全4編。主観と客観が分裂する以前の直接的な経験、たとえば「色を見、音を聞くまさにその刹那」の経験を「純粋経験」と呼び、これこそが唯一の実在であると論じる。考えている自分と考えられている対象が未分化に溶け合う状態から出発し、そこから認識・意志・善・宗教の問題を統一的に説明しようとする。西洋のジェイムズやマッハのプラグマティックな経験論と、若き日の参禅体験から得た禅の直観が、一つの哲学として織り上げられる。

【影響と意義】

日本語を使って西洋哲学に対抗しうる体系を初めて構築した仕事として、歴史的な意味を持つ。田辺元三木清和辻哲郎西谷啓治らを擁する京都学派の出発点となり、日本の哲学的伝統の骨格を築いた。戦後の環境思想やマインドフルネス論へもさまざまに引き継がれている。

【なぜ今読むか】

「音を聞く刹那」から哲学が始まる、という発想は、哲学を遠い抽象論ではなく日常の感覚にぐっと引き寄せてくれる。東と西の境目に立つ独自の視座は、グローバル時代の自分の足場を考えるうえで示唆に富む。

さらに深く

【内容のあらまし】

西田幾多郎は序文で、本書が雑誌に書きためた論文を組み合わせたものだと断りつつ、それでも一貫した立場が貫かれていると述べる。立場とは、純粋経験を唯一の実在として、そこから知識、意志、善、宗教を統一的に説明することである。

第一編は純粋経験の分析に充てられる。色を見、音を聞き、何かを思うまさにそのとき、見ている自分と見られているものとはまだ分かれていない。主観と客観に切り分けるのは、後からなされる反省である。原初の経験は主客未分の流動として与えられている。彼はジェイムズの意識の流れやマッハの感覚要素論を引きつつ、これらが純粋経験という一つの根に発する分節だと位置づける。意識の連続、注意、思惟の働きが、この純粋経験の自己発展として描かれる。

第二編は実在論である。物質、空間、時間、自我、神といった概念が、いずれも純粋経験の上に建てられた抽象であることが示される。机という物質も、それを認識する我もなく、最初にあるのは机を見るという出来事の流動である。実在は静的な対象の集まりではなく、自己が自己を展開する活動として捉え直される。ここに彼独自の弁証法的な動的存在論の萌芽がある。

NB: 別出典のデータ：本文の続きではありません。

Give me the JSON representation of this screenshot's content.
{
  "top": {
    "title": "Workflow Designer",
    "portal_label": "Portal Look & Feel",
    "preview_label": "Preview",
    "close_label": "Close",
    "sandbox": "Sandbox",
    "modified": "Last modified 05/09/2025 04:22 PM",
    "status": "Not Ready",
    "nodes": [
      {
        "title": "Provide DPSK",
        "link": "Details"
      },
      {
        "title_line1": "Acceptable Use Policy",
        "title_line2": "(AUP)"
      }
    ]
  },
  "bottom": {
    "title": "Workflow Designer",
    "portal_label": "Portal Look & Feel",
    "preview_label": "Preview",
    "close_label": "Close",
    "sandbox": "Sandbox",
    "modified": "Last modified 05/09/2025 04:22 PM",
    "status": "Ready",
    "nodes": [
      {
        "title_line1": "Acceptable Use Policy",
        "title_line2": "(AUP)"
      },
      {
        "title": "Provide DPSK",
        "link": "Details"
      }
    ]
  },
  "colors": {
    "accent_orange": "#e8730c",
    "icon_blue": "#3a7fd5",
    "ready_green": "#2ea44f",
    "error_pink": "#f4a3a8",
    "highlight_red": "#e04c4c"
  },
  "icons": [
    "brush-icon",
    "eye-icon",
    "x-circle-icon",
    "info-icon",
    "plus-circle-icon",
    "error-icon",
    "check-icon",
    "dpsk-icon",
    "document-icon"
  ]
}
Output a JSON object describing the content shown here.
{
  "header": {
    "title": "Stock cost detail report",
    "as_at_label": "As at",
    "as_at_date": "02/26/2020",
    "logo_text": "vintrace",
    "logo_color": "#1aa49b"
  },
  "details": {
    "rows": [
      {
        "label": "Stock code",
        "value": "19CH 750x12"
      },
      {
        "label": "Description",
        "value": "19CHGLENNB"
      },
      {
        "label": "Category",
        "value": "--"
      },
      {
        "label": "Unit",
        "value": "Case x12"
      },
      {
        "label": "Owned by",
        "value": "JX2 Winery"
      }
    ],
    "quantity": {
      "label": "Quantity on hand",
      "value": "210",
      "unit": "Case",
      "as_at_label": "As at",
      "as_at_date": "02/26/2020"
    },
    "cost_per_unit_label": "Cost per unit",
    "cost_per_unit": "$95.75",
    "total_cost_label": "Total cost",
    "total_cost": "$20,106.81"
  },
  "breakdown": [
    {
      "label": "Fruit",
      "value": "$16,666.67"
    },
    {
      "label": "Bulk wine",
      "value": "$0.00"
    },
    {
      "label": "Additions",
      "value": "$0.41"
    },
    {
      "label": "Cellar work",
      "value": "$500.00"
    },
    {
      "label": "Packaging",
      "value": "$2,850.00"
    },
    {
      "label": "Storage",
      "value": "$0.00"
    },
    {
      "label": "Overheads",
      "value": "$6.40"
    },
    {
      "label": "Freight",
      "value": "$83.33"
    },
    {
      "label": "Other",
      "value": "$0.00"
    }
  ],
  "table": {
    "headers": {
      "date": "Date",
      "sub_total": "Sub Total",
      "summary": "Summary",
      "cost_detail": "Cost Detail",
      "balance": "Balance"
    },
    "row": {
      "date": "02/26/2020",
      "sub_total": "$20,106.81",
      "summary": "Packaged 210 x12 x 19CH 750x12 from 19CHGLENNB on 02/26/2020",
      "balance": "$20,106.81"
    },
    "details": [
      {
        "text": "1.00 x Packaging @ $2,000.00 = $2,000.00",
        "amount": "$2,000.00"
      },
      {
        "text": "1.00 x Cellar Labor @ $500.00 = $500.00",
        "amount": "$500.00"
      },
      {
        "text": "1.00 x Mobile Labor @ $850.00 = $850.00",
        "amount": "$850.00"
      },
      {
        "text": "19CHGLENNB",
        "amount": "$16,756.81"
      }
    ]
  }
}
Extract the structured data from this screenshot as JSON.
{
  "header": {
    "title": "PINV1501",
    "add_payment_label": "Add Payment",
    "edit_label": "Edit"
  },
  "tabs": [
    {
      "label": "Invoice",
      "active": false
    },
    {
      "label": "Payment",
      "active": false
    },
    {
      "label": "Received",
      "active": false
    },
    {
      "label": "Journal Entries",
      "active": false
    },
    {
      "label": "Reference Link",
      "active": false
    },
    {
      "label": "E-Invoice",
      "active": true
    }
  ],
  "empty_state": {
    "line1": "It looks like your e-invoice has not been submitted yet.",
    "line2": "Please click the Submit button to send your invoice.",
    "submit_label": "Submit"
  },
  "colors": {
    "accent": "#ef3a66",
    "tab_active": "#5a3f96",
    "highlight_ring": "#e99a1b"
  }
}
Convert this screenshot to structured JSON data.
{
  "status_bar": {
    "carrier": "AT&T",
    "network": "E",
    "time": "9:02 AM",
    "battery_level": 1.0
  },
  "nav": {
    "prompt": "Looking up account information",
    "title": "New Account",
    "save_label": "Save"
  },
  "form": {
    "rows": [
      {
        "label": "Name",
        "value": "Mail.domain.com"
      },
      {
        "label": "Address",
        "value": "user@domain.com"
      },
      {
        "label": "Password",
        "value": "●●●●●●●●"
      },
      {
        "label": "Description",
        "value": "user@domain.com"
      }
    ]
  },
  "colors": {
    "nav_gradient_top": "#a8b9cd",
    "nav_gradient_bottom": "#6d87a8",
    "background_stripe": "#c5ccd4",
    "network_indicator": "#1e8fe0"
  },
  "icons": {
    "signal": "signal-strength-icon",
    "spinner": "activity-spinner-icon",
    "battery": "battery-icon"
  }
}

第三編は善の研究、本書の中心である。善とは外的規則への適合でも快楽の最大化でもなく、自己の内的要求を実現することだと論じられる。意志は感情から切り離された理性の命令ではなく、感情と理性が一体となった自己発展の運動である。自己を本当に実現するとは、狭い小我にとどまらず、自己の根底にある人格を生かすことであり、結果として他者の人格と一致するような生き方に至る。倫理学の立場として、彼は道徳法説、快楽説、自己実現説を順に検討し、最後の自己実現説を発展させて自分の立場を提示する。

第四編は宗教に充てられる。宗教は単なる超越的な信仰ではなく、自我が小さな殻を破って実在の根源と一つになる経験である。神は外にある人格的存在というよりも、純粋経験の根底において自己と一致するものとして語られる。彼は若き日の禅参の体験を踏まえ、東洋の見方と西洋の哲学を一つの言語で語ろうとする。

結部で、知、情、意、宗教の四つが、実は同じ実在の異なる姿であると総括される。日本語で哲学を建て直すという企てが、ここに最初の体系的な姿を取って閉じる。